いまとなっては、どうしようもないし、どうでもいいけれど。
「僕は――――探偵だ」
「…………」
「依頼があれば、なんでもする。謎があれば、何でも解く。困ってる人がいたら、迷わず助ける。たとえどんなに危険でも僕はそうやって生きていくって、決めたんだ」
「…………っ」
顔を伏せて、下唇を噛む美雷。
「だから――――」
「言わないで」
僕が次の言葉を発しようとした刹那、彼女は僕の口を手で覆った。
彼女は泣いていた。僕は泣いていなかった。
「死ななければ、いい」
彼女の頬を涙が伝ってく。
幼いころに両親を失った美雷にとって、『死ぬ』ということはただの恐怖対象ではない。
彼女は別れを嫌う。

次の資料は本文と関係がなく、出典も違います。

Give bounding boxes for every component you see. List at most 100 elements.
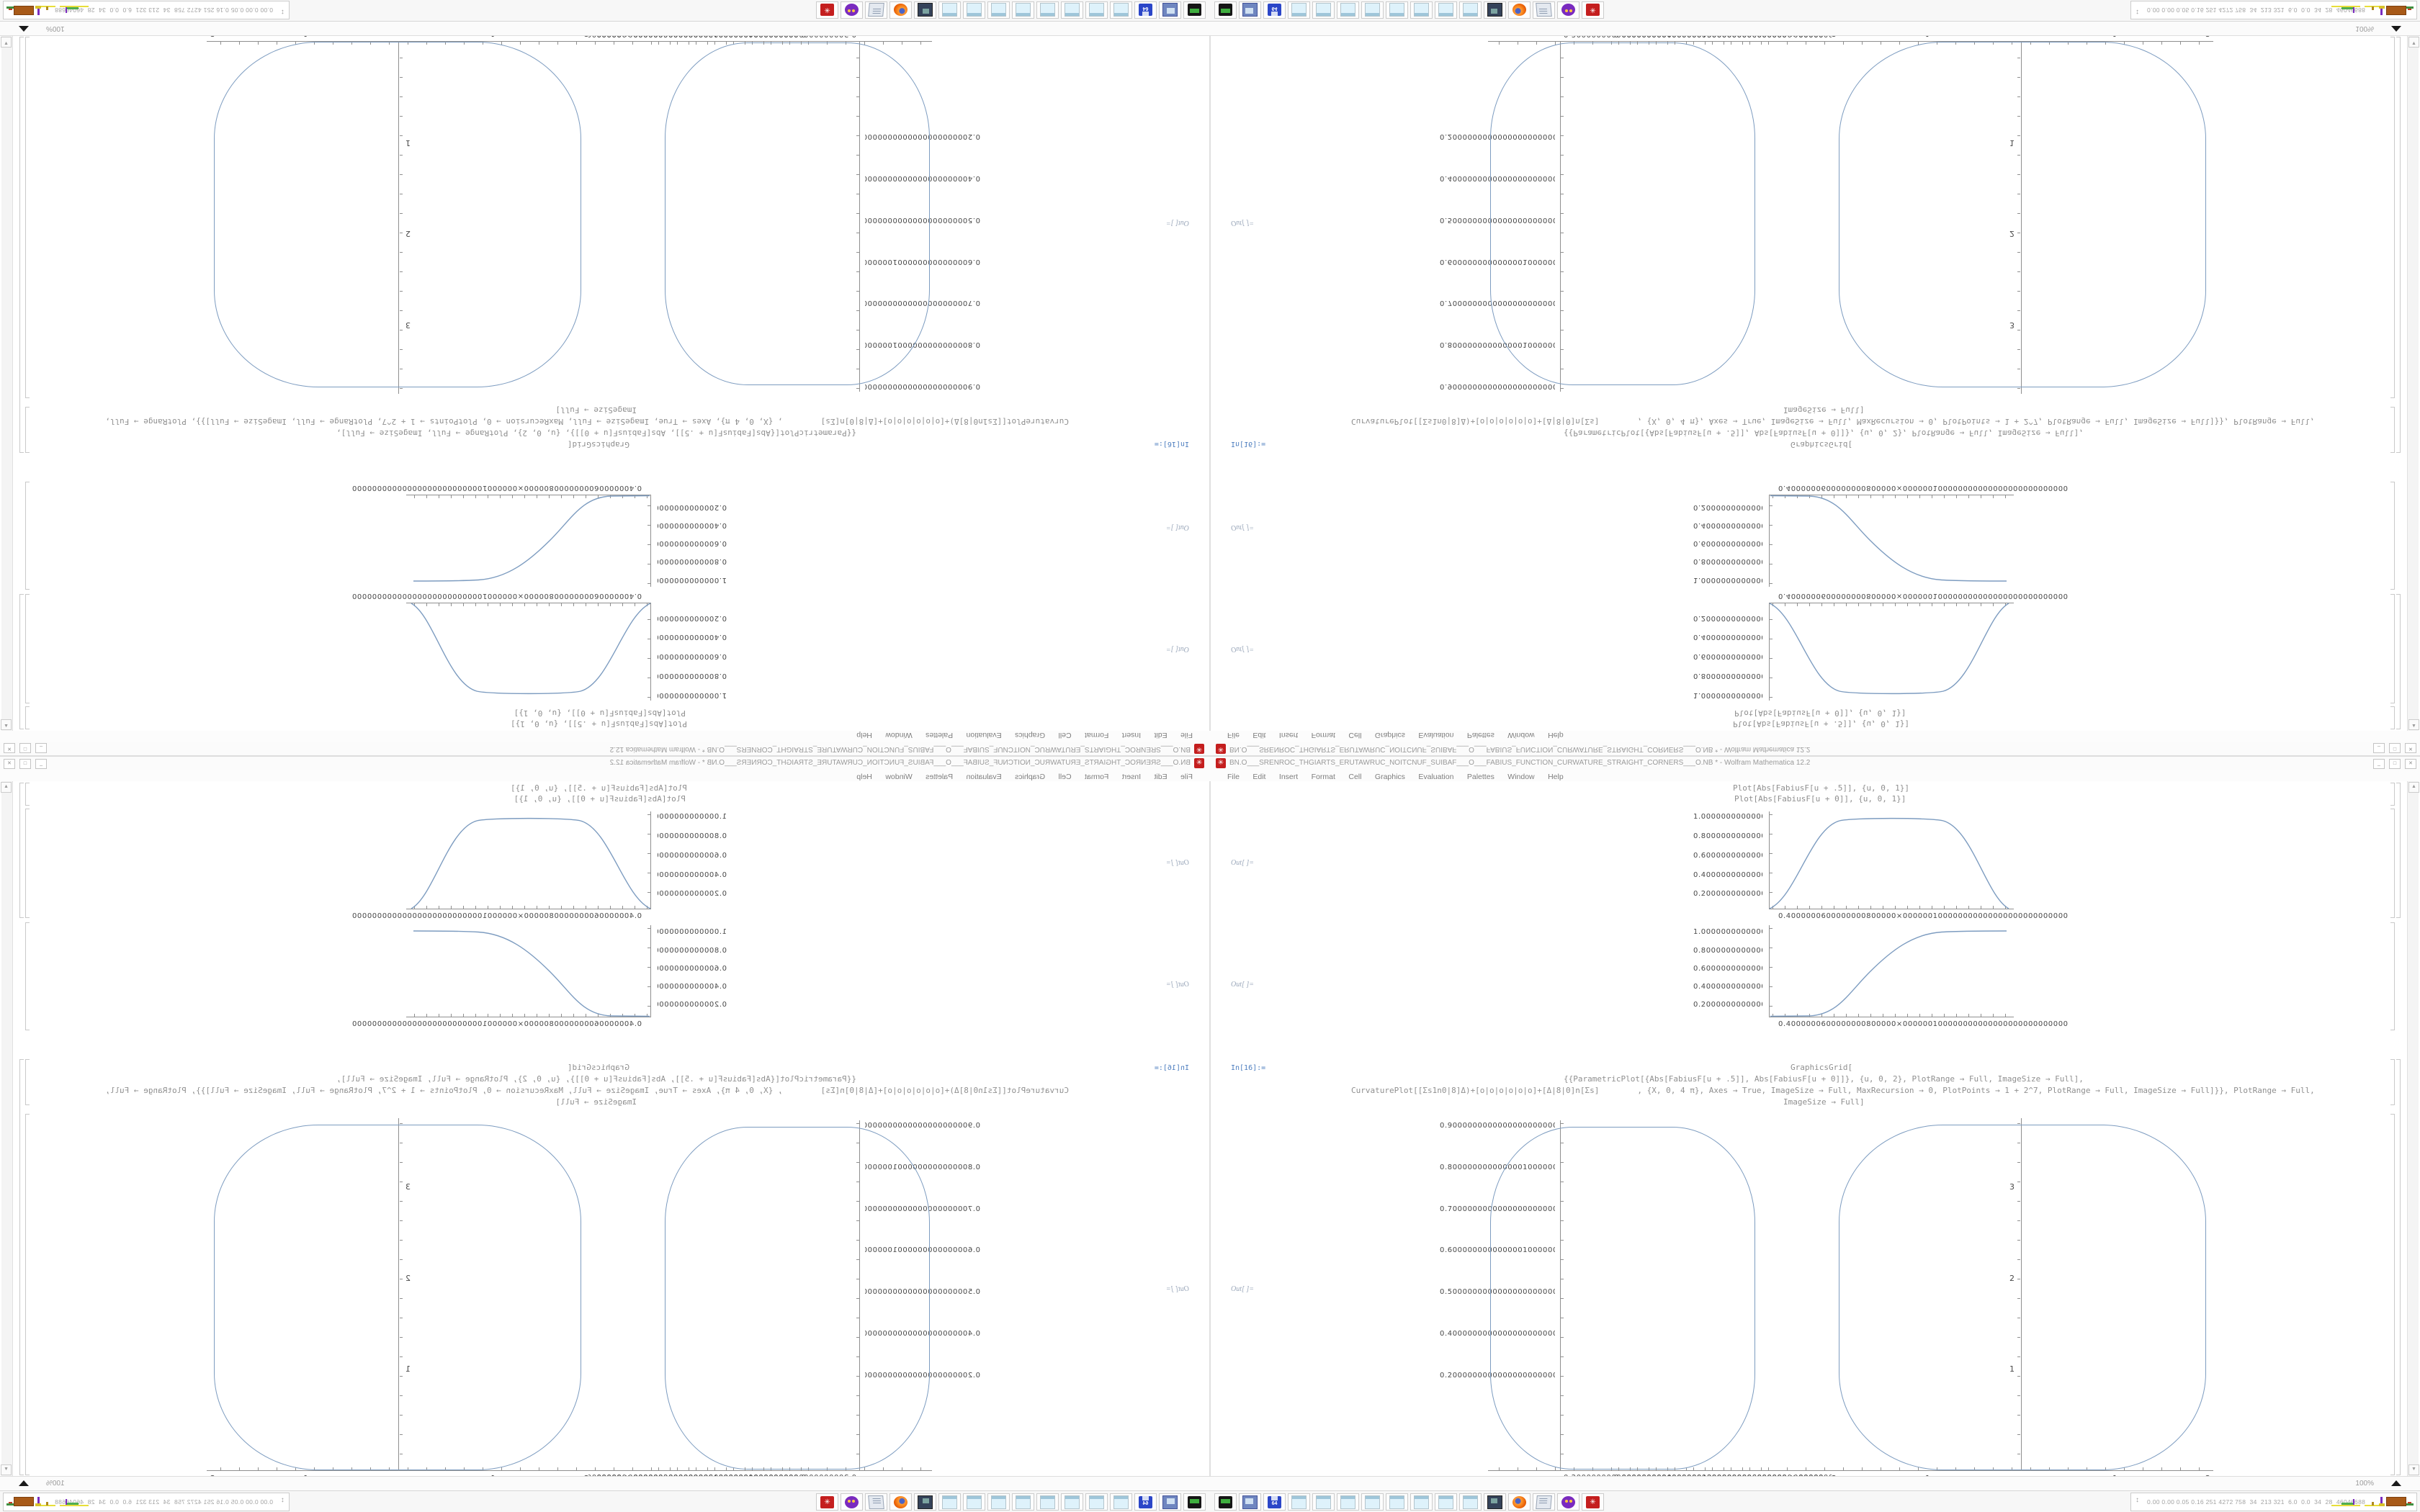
vertical-scrollbar[interactable]: ▲ ▼ xyxy=(2407,781,2419,1476)
vertical-scrollbar[interactable]: ▲ ▼ xyxy=(1,781,13,1476)
menu-window[interactable]: Window xyxy=(885,731,913,739)
menu-file[interactable]: File xyxy=(1227,773,1240,781)
code-cell-plot2[interactable]: Plot[Abs[FabiusF[u + 0]], {u, 0, 1}] xyxy=(1734,794,1906,804)
code-cell-plot1[interactable]: Plot[Abs[FabiusF[u + .5]], {u, 0, 1}] xyxy=(510,719,687,729)
launcher-notepad[interactable] xyxy=(1085,1493,1108,1511)
launcher-file-manager[interactable] xyxy=(1239,1493,1261,1511)
code-cell-plot1[interactable]: Plot[Abs[FabiusF[u + .5]], {u, 0, 1}] xyxy=(1733,783,1910,793)
code-graphicsgrid-3[interactable]: CurvaturePlot[[Σs1n0|8]Δ)+[o|o|o|o|o|o]+… xyxy=(105,417,1069,426)
cellgroup-bracket-top[interactable] xyxy=(2396,783,2401,918)
menu-evaluation[interactable]: Evaluation xyxy=(966,731,1002,739)
launcher-notepad[interactable] xyxy=(987,1,1010,19)
system-monitor-panel[interactable]: ↕ 0.00 0.00 0.05 0.16 251 4272 758 34 21… xyxy=(3,1493,290,1511)
cell-bracket-out2[interactable] xyxy=(25,482,30,590)
cell-bracket-bigout[interactable] xyxy=(25,37,30,398)
window-titlebar[interactable]: ✳ BN.O___SRENROC_THGIARTS_ERUTAWRUC_NOIT… xyxy=(1210,756,2420,770)
close-button[interactable]: ✕ xyxy=(2405,759,2416,769)
menu-window[interactable]: Window xyxy=(1507,731,1535,739)
launcher-notepad[interactable] xyxy=(1085,1,1108,19)
close-button[interactable]: ✕ xyxy=(4,743,15,753)
vertical-scrollbar[interactable]: ▲ ▼ xyxy=(1,36,13,731)
scroll-down-button[interactable]: ▼ xyxy=(2408,1464,2419,1475)
window-titlebar[interactable]: ✳ BN.O___SRENROC_THGIARTS_ERUTAWRUC_NOIT… xyxy=(0,742,1210,756)
code-graphicsgrid-4[interactable]: ImageSize → Full] xyxy=(1783,1097,1865,1107)
cell-bracket-out1[interactable] xyxy=(2390,594,2395,703)
menu-cell[interactable]: Cell xyxy=(1348,773,1362,781)
launcher-notepad[interactable] xyxy=(1361,1,1384,19)
cell-bracket-out2[interactable] xyxy=(2390,482,2395,590)
launcher-system-monitor[interactable] xyxy=(1484,1493,1506,1511)
menu-evaluation[interactable]: Evaluation xyxy=(1418,773,1454,781)
menu-edit[interactable]: Edit xyxy=(1252,773,1266,781)
cell-bracket-bigout[interactable] xyxy=(2390,1114,2395,1475)
scroll-down-button[interactable]: ▼ xyxy=(1,1464,12,1475)
cell-bracket-input[interactable] xyxy=(2390,706,2395,729)
cell-bracket-out1[interactable] xyxy=(2390,809,2395,918)
menu-format[interactable]: Format xyxy=(1085,731,1109,739)
cellgroup-bracket-top[interactable] xyxy=(2396,594,2401,729)
code-graphicsgrid-4[interactable]: ImageSize → Full] xyxy=(555,405,637,415)
window-titlebar[interactable]: ✳ BN.O___SRENROC_THGIARTS_ERUTAWRUC_NOIT… xyxy=(0,756,1210,770)
launcher-documents[interactable] xyxy=(865,1493,887,1511)
cellgroup-bracket-bottom[interactable] xyxy=(2396,37,2401,453)
vertical-scrollbar[interactable]: ▲ ▼ xyxy=(2407,36,2419,731)
code-graphicsgrid-2[interactable]: {{ParametricPlot[{Abs[FabiusF[u + .5]], … xyxy=(336,1074,856,1084)
launcher-notepad[interactable] xyxy=(1012,1493,1034,1511)
launcher-owl-app[interactable] xyxy=(1557,1,1579,19)
menu-help[interactable]: Help xyxy=(1548,773,1564,781)
launcher-terminal[interactable] xyxy=(1183,1,1206,19)
code-graphicsgrid-2[interactable]: {{ParametricPlot[{Abs[FabiusF[u + .5]], … xyxy=(1564,1074,2084,1084)
code-graphicsgrid-2[interactable]: {{ParametricPlot[{Abs[FabiusF[u + .5]], … xyxy=(336,428,856,438)
launcher-notepad[interactable] xyxy=(1459,1,1482,19)
launcher-system-monitor[interactable] xyxy=(1484,1,1506,19)
cell-bracket-in16[interactable] xyxy=(2390,1059,2395,1105)
launcher-notepad[interactable] xyxy=(1110,1493,1132,1511)
launcher-notepad[interactable] xyxy=(1386,1,1408,19)
menu-graphics[interactable]: Graphics xyxy=(1374,731,1405,739)
magnification-level[interactable]: 100% xyxy=(2355,1480,2374,1488)
launcher-file-manager[interactable] xyxy=(1159,1493,1181,1511)
launcher-notepad[interactable] xyxy=(1337,1,1359,19)
notebook-area[interactable]: Plot[Abs[FabiusF[u + .5]], {u, 0, 1}] Pl… xyxy=(0,781,1210,1483)
launcher-notepad[interactable] xyxy=(1036,1,1059,19)
launcher-notepad[interactable] xyxy=(1410,1,1433,19)
notebook-area[interactable]: Plot[Abs[FabiusF[u + .5]], {u, 0, 1}] Pl… xyxy=(1210,781,2420,1483)
minimize-button[interactable]: _ xyxy=(2373,759,2385,769)
close-button[interactable]: ✕ xyxy=(2405,743,2416,753)
code-cell-plot1[interactable]: Plot[Abs[FabiusF[u + .5]], {u, 0, 1}] xyxy=(1733,719,1910,729)
scroll-up-button[interactable]: ▲ xyxy=(2408,719,2419,730)
cellgroup-bracket-bottom[interactable] xyxy=(19,1059,24,1475)
minimize-button[interactable]: _ xyxy=(35,743,47,753)
launcher-notepad[interactable] xyxy=(1386,1493,1408,1511)
magnification-popup-icon[interactable] xyxy=(2391,26,2401,32)
launcher-notepad[interactable] xyxy=(1312,1493,1335,1511)
code-graphicsgrid-3[interactable]: CurvaturePlot[[Σs1n0|8]Δ)+[o|o|o|o|o|o]+… xyxy=(1351,417,2315,426)
launcher-mathematica[interactable]: ✳ xyxy=(1582,1493,1604,1511)
code-graphicsgrid-3[interactable]: CurvaturePlot[[Σs1n0|8]Δ)+[o|o|o|o|o|o]+… xyxy=(105,1086,1069,1095)
launcher-vice-c64[interactable]: 64 xyxy=(1134,1,1157,19)
cellgroup-bracket-top[interactable] xyxy=(19,594,24,729)
scroll-up-button[interactable]: ▲ xyxy=(2408,782,2419,793)
menu-cell[interactable]: Cell xyxy=(1058,731,1072,739)
launcher-vice-c64[interactable]: 64 xyxy=(1263,1,1286,19)
menu-insert[interactable]: Insert xyxy=(1121,731,1142,739)
launcher-system-monitor[interactable] xyxy=(914,1493,936,1511)
menu-cell[interactable]: Cell xyxy=(1348,731,1362,739)
cell-bracket-in16[interactable] xyxy=(25,1059,30,1105)
launcher-documents[interactable] xyxy=(1533,1493,1555,1511)
code-graphicsgrid-2[interactable]: {{ParametricPlot[{Abs[FabiusF[u + .5]], … xyxy=(1564,428,2084,438)
launcher-firefox[interactable] xyxy=(889,1,912,19)
magnification-popup-icon[interactable] xyxy=(2391,1480,2401,1486)
code-cell-plot2[interactable]: Plot[Abs[FabiusF[u + 0]], {u, 0, 1}] xyxy=(1734,708,1906,718)
launcher-notepad[interactable] xyxy=(1435,1,1457,19)
launcher-mathematica[interactable]: ✳ xyxy=(816,1493,838,1511)
system-monitor-panel[interactable]: ↕ 0.00 0.00 0.05 0.16 251 4272 758 34 21… xyxy=(2130,1493,2417,1511)
maximize-button[interactable]: □ xyxy=(2389,759,2401,769)
code-graphicsgrid-1[interactable]: GraphicsGrid[ xyxy=(567,440,629,449)
cell-bracket-in16[interactable] xyxy=(2390,407,2395,453)
scroll-up-button[interactable]: ▲ xyxy=(1,719,12,730)
menu-window[interactable]: Window xyxy=(1507,773,1535,781)
cell-bracket-in16[interactable] xyxy=(25,407,30,453)
launcher-mathematica[interactable]: ✳ xyxy=(1582,1,1604,19)
menu-format[interactable]: Format xyxy=(1311,773,1335,781)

病的なまでに嫌う。さよならの言葉さえ、言ったことは無い。
そんな彼女を、心配させてしまった。
少しだけ、離れすぎた。
「絶対、死なないで」
強く、しかし弱弱しい雨に濡れた子犬のような瞳。
彼女は、そっと僕の口を覆っていた手を離す。
離す、離す。離れる、離れる。
「…………うん。僕は、絶対に帰ってくる」
「…………約束、だかんね」
「ああ、約束してやるさ」
「…………そっか」
涙をごしごしと拭った後、すっきりした顔で、腕をぐーっと上に伸ばす。
「うん!元気出てきた!あー!おじいちゃんそのままにしちゃったんだよなぁ…………うん、私謝ってくるね!」
美雷は僕のほうを振り返らずに、いってしまった。
彼女は泣いていなかった。僕は、泣かなかった。
いや。
泣けなかった。
美雷との会話を終え、帰ろうと駐車場に行くと、車の前にはすでに先輩が立っていた。 缶コーヒーを啜りながらぼーっとどこかを見つめていた。
「先輩、待たせちゃいましたか?」
「いや、私も今来たばかりだよ」
先輩は手に持っていた缶コーヒーを一気に呷り、屑籠に投げ入れた。
「ナイスショット」
僕はキーをズボンから取出し、滑らかな動作で鍵穴に差し込む。
「ところで」
先輩はドアを開けきっちりとシートベルトをつけるといきなり話しかけてきた。
「今日は我が家で鍋でもしないかね?」
「お、いいですねそれ。是非」
思わぬ収穫だった。
「じゃあ帰り道にスーパーで材料を買っていきましょうか」
「ブラックサンダー買おうブラックサンダー」
「おやつは三百円までですからね」
そんなこんなでお泊り二日目、なのだった。